# Gbatemp Mascot V3+



## tagzard (Oct 10, 2011)

So I decided that we had that old boring (but awesome) mascot for a while now.Let us all draw a new mascot for gbatemp. And maybe... just maybe... one of the mods will see this thread and make it a competition for the best mascot. But for now lets just have fun and post some pictures of our own mascot.


----------



## Deleted_171835 (Oct 10, 2011)

We already have a new mascot.
Or rather a revamped one.

Look above you.


----------



## tagzard (Oct 10, 2011)

soulx said:


> We already have a new mascot.
> Or rather a revamped one.
> 
> Look above you.


The key word there is REvamped. We need something new. Something even more awesome.


----------



## haflore (Oct 10, 2011)

soulx said:


> We already have a new mascot.
> Or rather a revamped one.
> 
> Look above you.


Indeed.

Besides, Tempy's a classic! Why woul you want to replace him?


----------



## tagzard (Oct 10, 2011)

haflore said:


> soulx said:
> 
> 
> > We already have a new mascot.
> ...


You know I that is true. But were in the future now.


----------



## FireGrey (Oct 10, 2011)

This thread is doomed to fail.


----------



## Deleted_171835 (Oct 10, 2011)

tagzard said:


> soulx said:
> 
> 
> > We already have a new mascot.
> ...


The current one works just fine. No need to change anything.

And no I don't want a crazy dinosaur with wings as our mascot.


----------



## Danny600kill (Oct 10, 2011)

Tempy is tempy, we can only revamp him, we can't change him as he is iconic to the site in my opinion, he deserves to be here just as much as anyone else


----------



## tagzard (Oct 10, 2011)

soulx said:


> tagzard said:
> 
> 
> > soulx said:
> ...


Well....... fine.... But maybe someone could make a super cool mascot.



FireGrey said:


> This thread is doomed to fail.


 Maybe..... or maybe not!


----------



## Vulpes Abnocto (Oct 10, 2011)

I absolutely love our _New_ mascot.
Don't see any reason to try and "improve" it already.


----------



## FireGrey (Oct 10, 2011)

tagzard said:


> soulx said:
> 
> 
> > tagzard said:
> ...


No, definitely.
We can't just get rid of the loved mascot.


----------



## Deleted_171835 (Oct 10, 2011)

tagzard said:


> haflore said:
> 
> 
> > soulx said:
> ...


We're in the present. The future is always coming but we will never reach it.

something like that.


----------



## mameks (Oct 10, 2011)

Fail thread fails.
Tempy stays, hopefully unlike you.


----------



## tagzard (Oct 10, 2011)

Vulpes Abnocto said:


> I absolutely love our _New_ mascot.
> Don't see any reason to try and improve it already.

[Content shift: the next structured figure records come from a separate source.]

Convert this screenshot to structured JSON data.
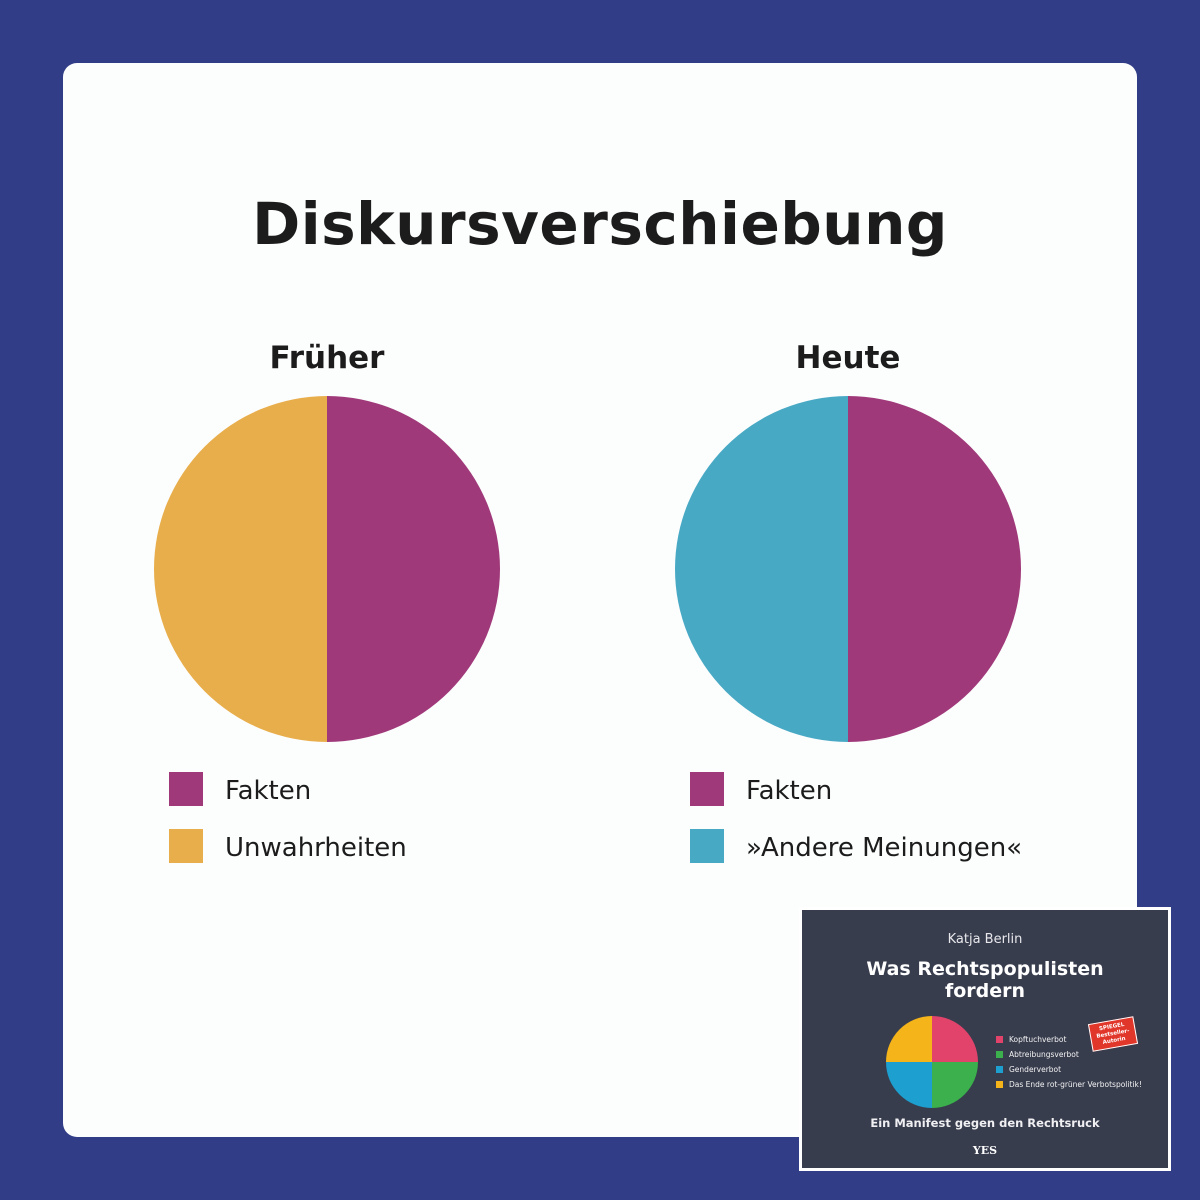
{
  "chart_data": [
    {
      "type": "pie",
      "title": "Früher",
      "categories": [
        "Fakten",
        "Unwahrheiten"
      ],
      "values": [
        50,
        50
      ],
      "colors": [
        "#a0397a",
        "#e8ae4b"
      ]
    },
    {
      "type": "pie",
      "title": "Heute",
      "categories": [
        "Fakten",
        "»Andere Meinungen«"
      ],
      "values": [
        50,
        50
      ],
      "colors": [
        "#a0397a",
        "#48a9c5"
      ]
    }
  ],
  "page": {
    "title": "Diskursverschiebung",
    "background_color": "#313d86",
    "card_color": "#fcfdfd"
  },
  "book": {
    "author": "Katja Berlin",
    "title_line1": "Was Rechtspopulisten",
    "title_line2": "fordern",
    "badge_line1": "SPIEGEL",
    "badge_line2": "Bestseller-",
    "badge_line3": "Autorin",
    "subtitle": "Ein Manifest gegen den Rechtsruck",
    "publisher": "YES",
    "chart_data": {
      "type": "pie",
      "categories": [
        "Kopftuchverbot",
        "Abtreibungsverbot",
        "Genderverbot",
        "Das Ende rot-grüner Verbotspolitik!"
      ],
      "values": [
        25,
        25,
        25,
        25
      ],
      "colors": [
        "#e2436b",
        "#3bb04c",
        "#1d9fd0",
        "#f4b41a"
      ]
    }
  }
}
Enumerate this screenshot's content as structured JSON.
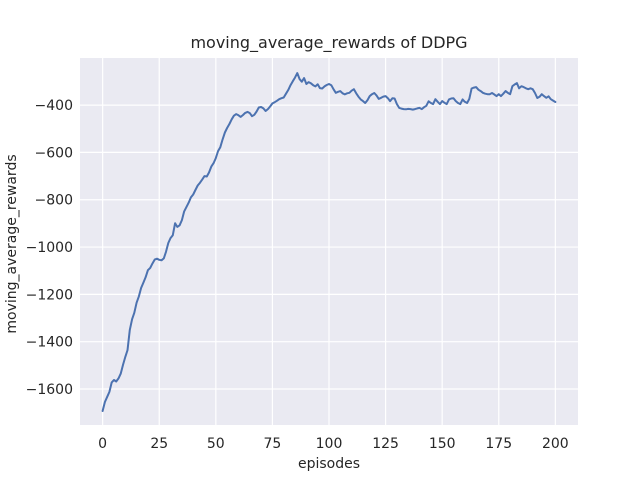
{
  "window": {
    "background": "#ffffff"
  },
  "chart_data": {
    "type": "line",
    "title": "moving_average_rewards of DDPG",
    "xlabel": "episodes",
    "ylabel": "moving_average_rewards",
    "x_ticks": [
      0,
      25,
      50,
      75,
      100,
      125,
      150,
      175,
      200
    ],
    "x_tick_labels": [
      "0",
      "25",
      "50",
      "75",
      "100",
      "125",
      "150",
      "175",
      "200"
    ],
    "y_ticks": [
      -400,
      -600,
      -800,
      -1000,
      -1200,
      -1400,
      -1600
    ],
    "y_tick_labels": [
      "−400",
      "−600",
      "−800",
      "−1000",
      "−1200",
      "−1400",
      "−1600"
    ],
    "xlim": [
      -10,
      210
    ],
    "ylim": [
      -1752,
      -201
    ],
    "grid": true,
    "legend": "none",
    "style": {
      "figure_background": "#ffffff",
      "plot_background": "#eaeaf2",
      "grid_color": "#ffffff",
      "line_color": "#4c72b0",
      "text_color": "#262626"
    },
    "series": [
      {
        "name": "moving_average_rewards",
        "x_start": 0,
        "x_step": 1,
        "values": [
          -1693,
          -1655,
          -1633,
          -1612,
          -1572,
          -1562,
          -1568,
          -1555,
          -1535,
          -1498,
          -1464,
          -1436,
          -1350,
          -1305,
          -1278,
          -1235,
          -1208,
          -1173,
          -1150,
          -1128,
          -1098,
          -1088,
          -1070,
          -1053,
          -1049,
          -1054,
          -1056,
          -1048,
          -1020,
          -983,
          -962,
          -950,
          -899,
          -915,
          -908,
          -886,
          -850,
          -831,
          -812,
          -790,
          -778,
          -759,
          -740,
          -728,
          -715,
          -700,
          -702,
          -685,
          -660,
          -645,
          -624,
          -594,
          -578,
          -545,
          -516,
          -497,
          -480,
          -460,
          -445,
          -438,
          -443,
          -450,
          -442,
          -433,
          -429,
          -434,
          -447,
          -441,
          -427,
          -410,
          -408,
          -414,
          -425,
          -417,
          -406,
          -393,
          -388,
          -382,
          -375,
          -371,
          -368,
          -352,
          -336,
          -316,
          -299,
          -284,
          -265,
          -290,
          -301,
          -286,
          -311,
          -303,
          -308,
          -316,
          -321,
          -312,
          -328,
          -330,
          -321,
          -315,
          -311,
          -316,
          -333,
          -348,
          -344,
          -341,
          -350,
          -355,
          -350,
          -348,
          -339,
          -333,
          -350,
          -364,
          -376,
          -383,
          -391,
          -379,
          -362,
          -354,
          -349,
          -359,
          -374,
          -369,
          -364,
          -362,
          -371,
          -383,
          -371,
          -372,
          -396,
          -412,
          -415,
          -417,
          -418,
          -416,
          -417,
          -419,
          -417,
          -414,
          -412,
          -417,
          -409,
          -403,
          -384,
          -391,
          -396,
          -375,
          -386,
          -396,
          -383,
          -390,
          -396,
          -376,
          -372,
          -371,
          -383,
          -391,
          -396,
          -376,
          -386,
          -391,
          -374,
          -330,
          -326,
          -324,
          -335,
          -341,
          -348,
          -352,
          -354,
          -354,
          -349,
          -355,
          -362,
          -354,
          -362,
          -352,
          -341,
          -348,
          -354,
          -320,
          -313,
          -307,
          -329,
          -320,
          -324,
          -329,
          -333,
          -329,
          -333,
          -349,
          -370,
          -365,
          -354,
          -362,
          -369,
          -363,
          -375,
          -381,
          -387
        ]
      }
    ]
  }
}
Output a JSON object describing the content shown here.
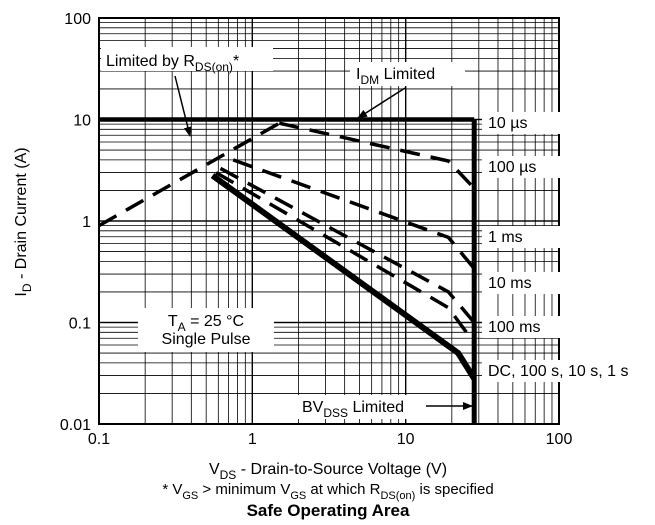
{
  "chart_data": {
    "type": "line",
    "title": "Safe Operating Area",
    "xlabel": {
      "main": "V",
      "sub": "DS",
      "rest": " - Drain-to-Source Voltage (V)"
    },
    "ylabel": {
      "main": "I",
      "sub": "D",
      "rest": " - Drain Current (A)"
    },
    "footnote": {
      "star": "* ",
      "v1": "V",
      "s1": "GS",
      "t1": "  >  minimum V",
      "s2": "GS",
      "t2": " at which R",
      "s3": "DS(on)",
      "t3": " is specified"
    },
    "x_scale": "log",
    "y_scale": "log",
    "xlim": [
      0.1,
      100
    ],
    "ylim": [
      0.01,
      100
    ],
    "grid": true,
    "x_ticks": [
      {
        "value": 0.1,
        "label": "0.1"
      },
      {
        "value": 1,
        "label": "1"
      },
      {
        "value": 10,
        "label": "10"
      },
      {
        "value": 100,
        "label": "100"
      }
    ],
    "y_ticks": [
      {
        "value": 0.01,
        "label": "0.01"
      },
      {
        "value": 0.1,
        "label": "0.1"
      },
      {
        "value": 1,
        "label": "1"
      },
      {
        "value": 10,
        "label": "10"
      },
      {
        "value": 100,
        "label": "100"
      }
    ],
    "series": [
      {
        "name": "10 µs",
        "style": "solid",
        "points": [
          [
            0.1,
            10
          ],
          [
            28,
            10
          ]
        ]
      },
      {
        "name": "100 µs",
        "style": "dashed",
        "points": [
          [
            1.5,
            9.2
          ],
          [
            19,
            3.9
          ],
          [
            28,
            2.1
          ]
        ]
      },
      {
        "name": "1 ms",
        "style": "dashed",
        "points": [
          [
            0.75,
            4.0
          ],
          [
            19,
            0.69
          ],
          [
            28,
            0.34
          ]
        ]
      },
      {
        "name": "10 ms",
        "style": "dashed",
        "points": [
          [
            0.62,
            3.3
          ],
          [
            19,
            0.2
          ],
          [
            28,
            0.1
          ]
        ]
      },
      {
        "name": "100 ms",
        "style": "dashed",
        "points": [
          [
            0.58,
            3.0
          ],
          [
            19,
            0.14
          ],
          [
            28,
            0.063
          ]
        ]
      },
      {
        "name": "DC, 100 s, 10 s,  1 s",
        "style": "solid",
        "points": [
          [
            0.55,
            2.8
          ],
          [
            22,
            0.05
          ],
          [
            28,
            0.028
          ]
        ]
      },
      {
        "name": "Limited by R_DS(on)*",
        "style": "dashed",
        "points": [
          [
            0.1,
            0.9
          ],
          [
            1.5,
            9.2
          ]
        ]
      },
      {
        "name": "BV_DSS Limited",
        "style": "solid",
        "points": [
          [
            28,
            0.01
          ],
          [
            28,
            10
          ]
        ]
      }
    ],
    "annotations": {
      "rds": {
        "pre": "Limited by R",
        "sub": "DS(on)",
        "post": "*"
      },
      "idm": {
        "main": "I",
        "sub": "DM",
        "post": " Limited"
      },
      "bv": {
        "main": "BV",
        "sub": "DSS",
        "post": " Limited"
      },
      "ta": {
        "main": "T",
        "sub": "A",
        "post": " = 25 °C",
        "line2": "Single Pulse"
      }
    },
    "curve_labels": [
      "10 µs",
      "100 µs",
      "1 ms",
      "10 ms",
      "100 ms",
      "DC, 100 s, 10 s,  1 s"
    ]
  }
}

Okay... Then lets just rename this thread "What would your mascot be for gbatemp?"


----------



## chris888222 (Oct 10, 2011)

I love our *new* mascot   (it's tempy, i forgot), especially after the update.

No need to change it.


----------



## ThePowerOutage (Oct 10, 2011)

FireGrey said:


> This thread is doomed to fail.


Well, Tagzard was the OP.

OT: My mascot choice would be Tempy


----------



## tagzard (Oct 10, 2011)

I understand all of your opinions. Now.... THREAD LOCK


----------



## chris888222 (Oct 10, 2011)

tagzard said:


> I understand all of your opinions. Now.... THREAD LOCK


Well, that was pointless.


----------



## Nah3DS (Oct 10, 2011)

change his right eye with an analog stick lol


----------



## chris888222 (Oct 10, 2011)

NahuelDS said:


> change his right eye with an analog stick lol


NO WAY! No controller buttons?? D:


----------



## Chhotu uttam (Oct 10, 2011)

I don't see any problem with the new Tempy.



Spoiler



Do you want him to wear Kamina glasses?


----------



## qlum (Oct 10, 2011)

As far as I know the mascot never changed its just the logo that is changed.
The tumbnail of the page (I mean the icon you see next to the url) still is the old tempy for example ( for now).


----------



## Nah3DS (Oct 10, 2011)

*Tempy Slider Pad Edition*


----------



## mthrnite (Oct 10, 2011)

pointless
_adjective_
_our attempts to help tagzard were pointless_: senseless, futile, hopeless, fruitless, useless, needless, in vain, unavailing, aimless, idle, worthless, valueless; absurd, insane, stupid, silly, foolish. ANTONYMS valuable.


----------



## Narayan (Oct 10, 2011)

NahuelDS said:


> Tempy Slider Pad Edition


oh yes. yes indeed.


----------



## raulpica (Oct 10, 2011)

Lock requested by OP.
*closes*


----------